At the same time, the new rules effectively required Sanfiz to get another liquor license from the state for his sidewalk seating, which cost him $2,500.
"Why exactly is this [required] for four tables within 2 feet of our building," he said.
Similarly, Boogie Down Grind in Hunts Point once boasted an award-winning roadside structure. Owner Majora Carter lamented the stricter rules, though she said she hopes to reapply for outdoor dining for this summer.
"The process was incredibly easy and free during the pandemic — it’s neither one of those things now," said Carter.
The 2023 Council legislation also created several ways for local Council members and unelected community boards to delay or kill sidewalk and roadway cafés.
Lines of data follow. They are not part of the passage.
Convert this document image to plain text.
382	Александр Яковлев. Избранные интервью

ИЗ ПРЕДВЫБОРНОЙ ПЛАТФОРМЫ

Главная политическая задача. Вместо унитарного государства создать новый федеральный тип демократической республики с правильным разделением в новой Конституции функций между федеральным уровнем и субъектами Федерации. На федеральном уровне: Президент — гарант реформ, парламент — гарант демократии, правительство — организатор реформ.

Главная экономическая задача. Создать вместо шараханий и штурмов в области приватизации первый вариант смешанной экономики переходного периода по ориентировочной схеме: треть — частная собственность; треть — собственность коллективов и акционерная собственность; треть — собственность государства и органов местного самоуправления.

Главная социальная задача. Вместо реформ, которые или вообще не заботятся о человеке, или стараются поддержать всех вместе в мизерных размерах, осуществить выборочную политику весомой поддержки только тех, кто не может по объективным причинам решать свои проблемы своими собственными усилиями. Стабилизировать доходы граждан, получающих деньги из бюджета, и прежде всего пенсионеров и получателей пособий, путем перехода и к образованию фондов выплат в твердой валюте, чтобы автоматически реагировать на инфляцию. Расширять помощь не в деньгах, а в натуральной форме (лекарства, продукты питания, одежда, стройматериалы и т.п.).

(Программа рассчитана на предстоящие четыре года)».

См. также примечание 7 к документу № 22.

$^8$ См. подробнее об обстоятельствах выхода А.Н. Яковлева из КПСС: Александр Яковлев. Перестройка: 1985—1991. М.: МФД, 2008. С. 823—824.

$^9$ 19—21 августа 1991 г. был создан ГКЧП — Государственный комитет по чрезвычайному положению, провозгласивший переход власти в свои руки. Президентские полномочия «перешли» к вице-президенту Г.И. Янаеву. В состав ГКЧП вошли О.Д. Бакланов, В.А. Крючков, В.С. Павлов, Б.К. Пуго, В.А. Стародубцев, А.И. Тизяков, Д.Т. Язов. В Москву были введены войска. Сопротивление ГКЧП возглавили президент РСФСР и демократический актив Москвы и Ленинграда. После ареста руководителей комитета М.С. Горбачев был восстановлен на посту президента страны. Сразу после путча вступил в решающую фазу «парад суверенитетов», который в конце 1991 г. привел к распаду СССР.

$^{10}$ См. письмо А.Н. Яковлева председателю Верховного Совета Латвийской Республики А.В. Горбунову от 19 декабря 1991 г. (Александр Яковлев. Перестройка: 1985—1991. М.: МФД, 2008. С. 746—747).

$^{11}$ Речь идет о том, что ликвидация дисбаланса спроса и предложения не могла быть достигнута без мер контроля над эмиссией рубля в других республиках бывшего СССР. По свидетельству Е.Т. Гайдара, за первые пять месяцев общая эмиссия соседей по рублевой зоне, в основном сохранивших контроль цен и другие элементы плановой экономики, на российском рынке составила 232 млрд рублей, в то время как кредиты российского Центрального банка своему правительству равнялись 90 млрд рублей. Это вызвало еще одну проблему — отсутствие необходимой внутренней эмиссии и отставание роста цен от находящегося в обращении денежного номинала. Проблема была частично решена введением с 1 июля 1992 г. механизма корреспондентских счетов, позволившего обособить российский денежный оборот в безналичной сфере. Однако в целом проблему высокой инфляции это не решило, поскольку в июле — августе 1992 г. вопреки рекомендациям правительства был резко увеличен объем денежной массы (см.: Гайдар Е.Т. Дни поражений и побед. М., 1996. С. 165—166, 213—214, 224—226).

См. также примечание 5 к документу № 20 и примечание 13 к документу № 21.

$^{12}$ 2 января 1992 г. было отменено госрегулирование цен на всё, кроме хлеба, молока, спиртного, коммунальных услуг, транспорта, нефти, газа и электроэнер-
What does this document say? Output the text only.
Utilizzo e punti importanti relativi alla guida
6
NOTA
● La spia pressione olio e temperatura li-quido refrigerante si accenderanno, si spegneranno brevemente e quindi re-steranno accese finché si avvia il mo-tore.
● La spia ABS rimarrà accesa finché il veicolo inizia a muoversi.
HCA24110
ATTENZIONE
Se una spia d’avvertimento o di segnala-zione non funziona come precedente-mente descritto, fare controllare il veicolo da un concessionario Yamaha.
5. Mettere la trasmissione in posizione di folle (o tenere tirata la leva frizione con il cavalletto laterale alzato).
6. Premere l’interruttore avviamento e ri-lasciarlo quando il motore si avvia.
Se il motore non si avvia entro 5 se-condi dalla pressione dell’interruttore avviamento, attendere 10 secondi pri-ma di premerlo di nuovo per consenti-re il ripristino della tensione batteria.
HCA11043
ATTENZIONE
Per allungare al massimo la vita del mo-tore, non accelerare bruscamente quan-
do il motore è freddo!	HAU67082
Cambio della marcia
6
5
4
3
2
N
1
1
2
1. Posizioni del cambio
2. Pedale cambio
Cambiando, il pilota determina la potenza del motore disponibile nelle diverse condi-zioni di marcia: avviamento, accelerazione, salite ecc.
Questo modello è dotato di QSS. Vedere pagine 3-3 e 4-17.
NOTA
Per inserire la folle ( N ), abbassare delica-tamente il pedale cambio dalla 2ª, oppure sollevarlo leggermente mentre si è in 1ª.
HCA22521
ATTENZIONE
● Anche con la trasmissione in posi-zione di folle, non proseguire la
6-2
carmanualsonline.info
Those groups have already flexed those powers by making business owners sit through hours-long meetings, and triggering votes by the full 51-member Council to deny sidewalk permits.
The bill's negotiations happened almost entirely behind closed doors, but Speaker Adams revealingly said the year before passage that "outdoor dining, in my perspective, should be sidewalk," adding that the "street extensions ... were designed to be temporary." Adams entered the race for mayor last week.
Mayor Adams (no relation) also signed onto the law, although he had insisted the program move to DOT from the Department of Consumer and Worker Protection, which managed the much more limited pre-Covid program.
Open Plans organized a guerilla streetery last week to showcase the organic demand for roadside seating in March despite the new seasonal restrictions.
"The city needs to take a good hard look at these numbers and go back to the drawing board to building a curbside dining program that businesses can, and want to, participate in," said Lind. "The problems are pretty obvious once you start talking to owners: seasonal restrictions, hidden fees, onerous application processes."
Only about 40 applications managed to get through DOT's application process, Comptroller and mayoral candidate Brad Lander warned last month.
DOT then tried to fast-track 800 of the 1,400 total roadway applications with "conditional approvals" — it's not clear why only 600 of them made it through that part of the process.
A Council spokesperson blamed DOT’s “process” for the low uptake — while insisting that lawmakers and City Hall came up with the seasonal restriction “collaboratively.”
“The mayoral administration and Council worked on a permanent program that exists under law. We’ve heard complaints from restaurants about DOT’s process to participate in the program and will be holding a hearing on it next month,” said Mara Davis in a statement. “As we’ve repeatedly said, comparing a permanent outdoor dining program within the confines of laws to one that exists under a state of emergency outside the law is disingenuous and inaccurate.”
The new program also has more than twice the amount of participating restaurants compared to the pre-Covid program, Davis noted.
Editor's note: An earlier version of this story referred to the decline in roadway outdoor dining set-ups as a 90 percent drop from pandemic-era heights, based on DOT statements at the time that 5,700 restaurants received permits to set up on the curb. In fact, according to DOT, outdoor dining participation peaked at between 6,000 and 8,000 participating businesses — of which around 40 percent set up in the roadway.